What mobile broadband has done is to permit socialization without physical collection. We are building a generation that’s as comfortable with virtual as with actual, a generation that doesn’t need to be in close proximity in a physical sense to be “together”. Our appliances are getting sophisticated enough to allow us to build relationships (to a point, obviously) though them. The question is to what “point” virtual can replace actual.
So here’s my point. I think that mobile broadband is creating the opportunity to virtually collectivize our lives. That virtual collectivization will be appealing for people who usually are able to meet but can’t for some period do so. It will be appealing to a smaller group of people who really do prefer to keep the real world at arm’s length. But it won’t totally transform our entertainment expectations. The crowds that fill concerts today are the leading edge of the mobile/social revolution, and yet they’re still in the concert. What they are doing is not changing their overall behavior to preference virtuality, but simply putting the ability to have a virtual social relationship in their repertoire of stuff they can do at a given time. It displaces the stuff that’s at a lower priority, so somebody who at last resort watched TV at home with the folks has a next-to-last-resort that’s better.

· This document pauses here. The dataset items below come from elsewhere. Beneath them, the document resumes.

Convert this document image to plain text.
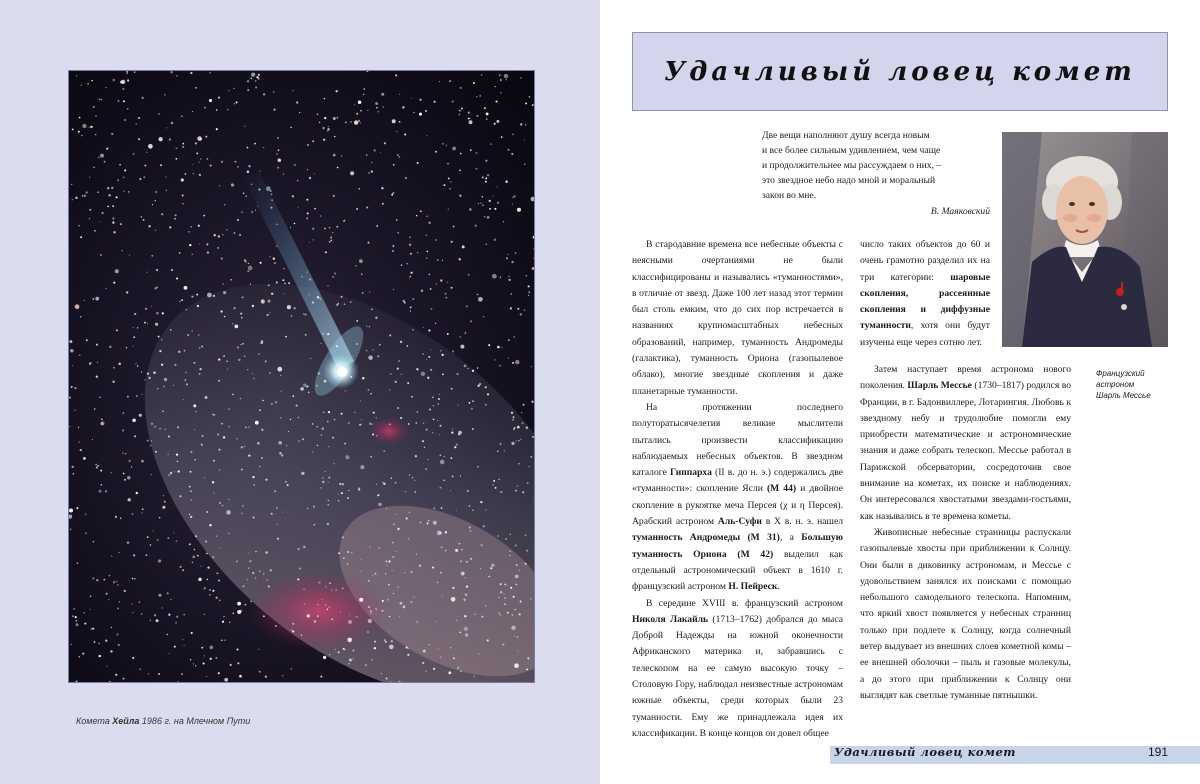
Комета Хейла 1986 г. на Млечном Пути
Удачливый ловец комет
Две вещи наполняют душу всегда новым
и все более сильным удивлением, чем чаще
и продолжительнее мы рассуждаем о них, –
это звездное небо надо мной и моральный
закон во мне.
В. Маяковский
Французский
астроном
Шарль Мессье

В стародавние времена все небесные объекты с неясными очертаниями не были классифицированы и назывались «туманностями», в отличие от звезд. Даже 100 лет назад этот термин был столь емким, что до сих пор встречается в названиях крупномасштабных небесных образований, например, туманность Андромеды (галактика), туманность Ориона (газопылевое облако), многие звездные скопления и даже планетарные туманности.

На протяжении последнего полуторатысячелетия великие мыслители пытались произвести классификацию наблюдаемых небесных объектов. В звездном каталоге Гиппарха (II в. до н. э.) содержались две «туманности»: скопление Ясли (М 44) и двойное скопление в рукоятке меча Персея (χ и η Персея). Арабский астроном Аль-Суфи в X в. н. э. нашел туманность Андромеды (М 31), а Большую туманность Ориона (М 42) выделил как отдельный астрономический объект в 1610 г. французский астроном Н. Пейреск.

В середине XVIII в. французский астроном Николя Лакайль (1713–1762) добрался до мыса Доброй Надежды на южной оконечности Африканского материка и, забравшись с телескопом на ее самую высокую точку – Столовую Гору, наблюдал неизвестные астрономам южные объекты, среди которых были 23 туманности. Ему же принадлежала идея их классификации. В конце концов он довел общее

число таких объектов до 60 и очень грамотно разделил их на три категории: шаровые скопления, рассеянные скопления и диффузные туманности, хотя они будут изучены еще через сотню лет.

Затем наступает время астронома нового поколения. Шарль Мессье (1730–1817) родился во Франции, в г. Бадонвиллере, Лотарингия. Любовь к звездному небу и трудолюбие помогли ему приобрести математические и астрономические знания и даже собрать телескоп. Мессье работал в Парижской обсерватории, сосредоточив свое внимание на кометах, их поиске и наблюдениях. Он интересовался хвостатыми звездами-гостьями, как назывались в те времена кометы.

Живописные небесные странницы распускали газопылевые хвосты при приближении к Солнцу. Они были в диковинку астрономам, и Мессье с удовольствием занялся их поисками с помощью небольшого самодельного телескопа. Напомним, что яркий хвост появляется у небесных странниц только при подлете к Солнцу, когда солнечный ветер выдувает из внешних слоев кометной комы – ее внешней оболочки – пыль и газовые молекулы, а до этого при приближении к Солнцу они выглядят как светлые туманные пятнышки.

Удачливый ловец комет	191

What mobile broadband will change most is the connective tissue of our social interactions, not the form or nature of the interactions themselves. I can sell a gang of friends a social service that will help them meet for a bite or a drink more easily than one that will perpetually link them virtually, because they WANT to get together. They were settling for the virtual part. Tablets and smartphones will become, to quote a commercial for cotton, the “fabric of our lives” but not the focus of them. Amazon’s tablet will transform reading, but ebook readers transformed it more, and while both impact “books” they don’t impact reading per se. What will make Amazon’s tablet a revolution in a true sense is whether it offers something that really enables the social connection, and that’s the same thing that would make iPads transformational in a true and persistent sense. Nobody has that quite locked town at the moment in my view.

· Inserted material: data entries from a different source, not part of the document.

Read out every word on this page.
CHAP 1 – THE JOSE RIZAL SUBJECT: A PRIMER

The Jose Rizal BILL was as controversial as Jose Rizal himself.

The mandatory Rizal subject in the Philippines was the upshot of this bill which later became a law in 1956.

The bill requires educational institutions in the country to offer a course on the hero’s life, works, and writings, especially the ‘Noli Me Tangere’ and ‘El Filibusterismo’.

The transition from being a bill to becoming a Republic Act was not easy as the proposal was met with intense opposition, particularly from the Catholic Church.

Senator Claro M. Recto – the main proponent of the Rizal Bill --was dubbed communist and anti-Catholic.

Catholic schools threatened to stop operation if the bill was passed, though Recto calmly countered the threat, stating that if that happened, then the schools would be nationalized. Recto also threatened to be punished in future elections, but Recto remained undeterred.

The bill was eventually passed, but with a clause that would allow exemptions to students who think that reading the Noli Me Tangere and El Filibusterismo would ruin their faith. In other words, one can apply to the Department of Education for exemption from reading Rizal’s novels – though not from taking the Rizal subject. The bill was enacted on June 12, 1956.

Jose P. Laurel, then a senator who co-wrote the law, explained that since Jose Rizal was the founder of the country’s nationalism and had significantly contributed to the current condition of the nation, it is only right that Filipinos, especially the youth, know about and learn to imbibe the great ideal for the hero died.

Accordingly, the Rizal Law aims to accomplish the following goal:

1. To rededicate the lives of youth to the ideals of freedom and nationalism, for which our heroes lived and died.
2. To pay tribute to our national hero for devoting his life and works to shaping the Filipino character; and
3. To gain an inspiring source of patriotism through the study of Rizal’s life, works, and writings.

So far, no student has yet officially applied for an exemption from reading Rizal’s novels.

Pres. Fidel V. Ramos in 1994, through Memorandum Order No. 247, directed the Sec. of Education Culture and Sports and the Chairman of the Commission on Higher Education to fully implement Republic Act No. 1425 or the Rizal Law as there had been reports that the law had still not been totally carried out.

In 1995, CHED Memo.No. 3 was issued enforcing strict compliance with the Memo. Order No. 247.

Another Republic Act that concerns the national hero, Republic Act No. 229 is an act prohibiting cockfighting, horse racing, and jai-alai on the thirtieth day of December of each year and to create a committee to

Juniper announced a new mobile workforce strategy called “Simply Connected” which is one of the best marketing pushes the company has done in ages. What they’re doing is linking switching, wireless, their Pulse client, and security into one purpose-built package. The target here is the growing number of enterprises who realize that the tablet/smartphone connective-tissue argument I’ve just made applies rather well to workers. Here we have social relationships that have a non-social motivation, and thus relationships that are often better served in virtual form. We also have people who are tasked with cooperating when they’re collaterally tasked with doing stuff that’s almost certain to take them in different physical directions even as they try to virtually connect. The concept of a kind of social bundle for mobility is a good one, and it’s particularly good because of Junos Pulse, which is a client-side agent software component that gives tablets or smartphones an anchor in a management and security sense even if the devices come from multiple vendors and enter the corporate net in part through casual use of personal devices by workers.

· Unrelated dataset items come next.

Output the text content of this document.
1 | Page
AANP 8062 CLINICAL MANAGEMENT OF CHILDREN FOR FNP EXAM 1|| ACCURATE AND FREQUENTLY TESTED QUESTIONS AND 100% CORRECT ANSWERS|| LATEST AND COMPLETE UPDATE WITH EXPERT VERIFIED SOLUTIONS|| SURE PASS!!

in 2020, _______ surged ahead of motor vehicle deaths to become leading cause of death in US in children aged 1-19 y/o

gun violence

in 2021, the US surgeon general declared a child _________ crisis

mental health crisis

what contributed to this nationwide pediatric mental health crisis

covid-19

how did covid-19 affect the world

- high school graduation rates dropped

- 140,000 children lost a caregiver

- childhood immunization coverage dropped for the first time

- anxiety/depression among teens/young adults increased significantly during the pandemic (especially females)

This is the classical model of solution selling, and we think that Juniper needs to do more of this sort of thing. Like most vendors these days, they tend to atomize themselves into little product silos that sing their own individual songs. I’ve recently spent some time with enterprises and service providers outside the US and I can tell you that there’s a gap between even what VENDORS call a “solution” and what buyers consider a problem. Ethernet networking isn’t a solution; IP networking isn’t either, and security flunks the problem-linkup test too. It’s not that nobody is tasked to do those specific things, but rather that those things are simply ways of dealing with the way technology is applied to solving a problem. To get control of the deal, to maximize the sales and buyer connection, you have to focus on what that PROBLEM is from the buyer perspective. Do more of this, Juniper, and most important of all, make sure that this kind of thinking permeates your strategy and product planning and not just your marketing.